9. D’autre part, le moyen tiré de ce que le second motif de la décision méconnaît le principe de neutralité du service public apparaît également de nature à créer un doute sérieux sur la légalité de la décision attaquée.
Sur les conclusions aux fins d’injonction :
10. Aux termes de l’article L. 511-1 du code de justice administrative : « Le juge des référés statue par des mesures qui présentent un caractère provisoire. Il n’est pas saisi du principal () ».
11. Si, dans le cas où les conditions posées par l’article L. 521-1 du code de justice administrative sont remplies, le juge des référés peut suspendre l’exécution d’une décision administrative, même de rejet, et assortir cette suspension d’une injonction ou de l’indication des obligations qui en découleront pour l’administration, les mesures qu’il prescrit ainsi doivent présenter un caractère provisoire. Il suit de là que le juge des référés ne peut, sans excéder sa compétence, ni prononcer l’annulation d’une décision administrative, ni ordonner une mesure qui aurait des effets en tous points identiques à ceux qui résulteraient de l’exécution par l’autorité administrative d’un jugement annulant une telle décision.
12. En raison du motif qui la fonde, la suspension de la décision litigieuse implique simplement que le maire prenne une nouvelle décision. Il y a, dès lors, lieu d’enjoindre au maire d’Arès de prendre cette nouvelle décision dès la notification de la présente ordonnance.
Sur les conclusions présentées au titre de l’article L. 761-1 du code de justice administrative :
13. Les dispositions de l’article L. 761-1 du code de justice administrative font obstacle à ce que soit mise à la charge de l’association requérante, qui n’est pas la partie perdante dans la présente instance, la somme dont la commune d’Arès demande le versement au titre des frais exposés et non compris dans les dépens. Dans les circonstances de l’espèce, il n’y a pas lieu, de mettre à la charge de la commune d’Arès la somme que l’association Réalités demande au titre des frais exposés et non compris dans les dépens.
D E C I D E :
Article 1er : L’exécution de la décision du maire d’Arès du 8 juillet 2025 est suspendue.

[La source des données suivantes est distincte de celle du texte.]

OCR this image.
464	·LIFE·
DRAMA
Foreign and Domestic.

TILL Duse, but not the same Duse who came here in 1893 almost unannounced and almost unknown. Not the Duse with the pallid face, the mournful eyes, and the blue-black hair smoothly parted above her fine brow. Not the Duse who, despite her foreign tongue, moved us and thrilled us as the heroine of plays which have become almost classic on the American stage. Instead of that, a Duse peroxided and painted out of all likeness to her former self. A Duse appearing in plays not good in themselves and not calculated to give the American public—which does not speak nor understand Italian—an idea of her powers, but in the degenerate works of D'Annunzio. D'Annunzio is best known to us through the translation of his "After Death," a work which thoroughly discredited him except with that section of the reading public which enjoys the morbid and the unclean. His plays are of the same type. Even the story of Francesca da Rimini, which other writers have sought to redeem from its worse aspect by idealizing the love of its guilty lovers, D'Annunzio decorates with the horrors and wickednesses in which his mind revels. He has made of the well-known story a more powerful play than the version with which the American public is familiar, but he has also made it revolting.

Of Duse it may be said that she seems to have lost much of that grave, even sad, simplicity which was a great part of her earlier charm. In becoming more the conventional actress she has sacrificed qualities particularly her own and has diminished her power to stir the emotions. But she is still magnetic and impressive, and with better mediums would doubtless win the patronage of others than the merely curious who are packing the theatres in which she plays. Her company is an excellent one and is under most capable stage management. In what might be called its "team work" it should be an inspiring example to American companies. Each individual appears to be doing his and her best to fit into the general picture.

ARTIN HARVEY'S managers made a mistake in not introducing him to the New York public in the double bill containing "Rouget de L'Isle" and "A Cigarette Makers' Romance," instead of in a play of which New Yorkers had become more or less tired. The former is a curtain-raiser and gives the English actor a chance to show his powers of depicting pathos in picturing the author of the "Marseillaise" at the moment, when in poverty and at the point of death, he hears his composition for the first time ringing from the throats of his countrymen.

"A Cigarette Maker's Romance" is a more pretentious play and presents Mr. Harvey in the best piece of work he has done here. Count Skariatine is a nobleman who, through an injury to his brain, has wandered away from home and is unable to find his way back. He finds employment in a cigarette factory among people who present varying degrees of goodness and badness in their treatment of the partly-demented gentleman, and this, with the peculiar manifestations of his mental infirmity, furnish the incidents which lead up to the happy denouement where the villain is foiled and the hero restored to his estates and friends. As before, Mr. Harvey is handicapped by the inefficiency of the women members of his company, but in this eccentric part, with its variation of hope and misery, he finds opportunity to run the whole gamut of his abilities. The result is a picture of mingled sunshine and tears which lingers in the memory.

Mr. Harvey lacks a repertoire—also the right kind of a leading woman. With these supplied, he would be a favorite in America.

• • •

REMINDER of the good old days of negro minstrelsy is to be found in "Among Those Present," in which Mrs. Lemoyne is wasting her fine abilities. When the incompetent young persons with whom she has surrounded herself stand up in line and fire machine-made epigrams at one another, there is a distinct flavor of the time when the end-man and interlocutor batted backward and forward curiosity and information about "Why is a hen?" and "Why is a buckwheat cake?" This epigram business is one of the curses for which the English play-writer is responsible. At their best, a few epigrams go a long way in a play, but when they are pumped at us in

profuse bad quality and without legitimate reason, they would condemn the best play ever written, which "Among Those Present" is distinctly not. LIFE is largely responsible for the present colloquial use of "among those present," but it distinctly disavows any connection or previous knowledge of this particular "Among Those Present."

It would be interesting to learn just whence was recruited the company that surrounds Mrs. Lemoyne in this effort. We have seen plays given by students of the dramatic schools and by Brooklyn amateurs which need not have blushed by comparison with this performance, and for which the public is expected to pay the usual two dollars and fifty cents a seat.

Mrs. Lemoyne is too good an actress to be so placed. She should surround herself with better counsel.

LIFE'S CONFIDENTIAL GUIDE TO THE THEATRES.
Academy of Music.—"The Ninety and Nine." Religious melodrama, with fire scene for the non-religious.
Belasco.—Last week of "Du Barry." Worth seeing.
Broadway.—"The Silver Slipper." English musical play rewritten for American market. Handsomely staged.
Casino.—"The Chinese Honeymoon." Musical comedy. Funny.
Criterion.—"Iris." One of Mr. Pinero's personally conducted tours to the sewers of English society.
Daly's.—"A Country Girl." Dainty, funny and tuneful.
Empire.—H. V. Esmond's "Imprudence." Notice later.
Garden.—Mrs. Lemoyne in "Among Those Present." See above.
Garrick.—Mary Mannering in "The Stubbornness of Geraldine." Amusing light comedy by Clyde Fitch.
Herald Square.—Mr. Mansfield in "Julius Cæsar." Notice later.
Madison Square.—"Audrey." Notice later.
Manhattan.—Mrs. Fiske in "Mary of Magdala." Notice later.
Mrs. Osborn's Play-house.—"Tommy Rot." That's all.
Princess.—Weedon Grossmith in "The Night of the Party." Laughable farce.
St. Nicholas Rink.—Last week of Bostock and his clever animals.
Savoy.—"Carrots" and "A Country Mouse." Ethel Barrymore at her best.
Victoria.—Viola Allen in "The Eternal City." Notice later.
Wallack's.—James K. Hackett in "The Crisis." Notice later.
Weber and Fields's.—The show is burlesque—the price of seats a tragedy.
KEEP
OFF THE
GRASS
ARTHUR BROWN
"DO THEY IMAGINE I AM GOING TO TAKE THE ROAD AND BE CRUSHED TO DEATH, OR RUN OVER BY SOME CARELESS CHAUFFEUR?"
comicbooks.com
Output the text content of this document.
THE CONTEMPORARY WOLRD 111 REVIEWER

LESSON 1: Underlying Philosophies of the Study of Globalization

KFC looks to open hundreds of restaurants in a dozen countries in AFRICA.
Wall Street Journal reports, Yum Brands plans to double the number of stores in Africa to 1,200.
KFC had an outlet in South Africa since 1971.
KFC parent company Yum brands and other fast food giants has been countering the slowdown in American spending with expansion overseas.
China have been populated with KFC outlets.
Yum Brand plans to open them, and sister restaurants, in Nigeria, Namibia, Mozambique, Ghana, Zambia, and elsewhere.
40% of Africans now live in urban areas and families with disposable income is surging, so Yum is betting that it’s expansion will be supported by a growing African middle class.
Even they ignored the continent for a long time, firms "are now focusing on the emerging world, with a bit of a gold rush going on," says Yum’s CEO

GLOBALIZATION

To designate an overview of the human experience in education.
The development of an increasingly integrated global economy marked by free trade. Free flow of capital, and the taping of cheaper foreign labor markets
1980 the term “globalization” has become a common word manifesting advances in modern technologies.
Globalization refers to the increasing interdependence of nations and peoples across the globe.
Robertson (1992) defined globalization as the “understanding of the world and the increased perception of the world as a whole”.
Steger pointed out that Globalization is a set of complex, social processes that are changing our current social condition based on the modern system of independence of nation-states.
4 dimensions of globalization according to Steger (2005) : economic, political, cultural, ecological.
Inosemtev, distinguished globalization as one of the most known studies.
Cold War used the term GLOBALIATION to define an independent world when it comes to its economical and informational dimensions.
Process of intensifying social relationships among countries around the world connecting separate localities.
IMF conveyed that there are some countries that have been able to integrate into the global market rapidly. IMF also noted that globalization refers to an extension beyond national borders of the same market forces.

Article 2 : Il est enjoint au maire d’Arès de prendre une nouvelle décision sur la demande d’inscription de l’association Réalités au forum des associations qui se tiendra le 6 septembre 2025.
Article 3 : Le surplus des conclusions de la requête est rejeté.
Article 4 : Les conclusions présentées par la commune sur le fondement de l’article
L. 761-1 du code de justice administrative sont rejetées.
Article 5 : Le présent jugement sera notifié à commune d’Arès et à l’association Réalités.
Fait à Bordeaux le 27 août 2025.
Le Juge des référés,
G. CORNEVAUXLa greffière,
J. DOUMEFIO
La République mande et ordonne au préfet de la Gironde en ce qui le concerne ou à tous commissaires de justice à ce requis en ce qui concerne les voies de droit commun contre les parties privées, de pourvoir à l’exécution de la présente décision.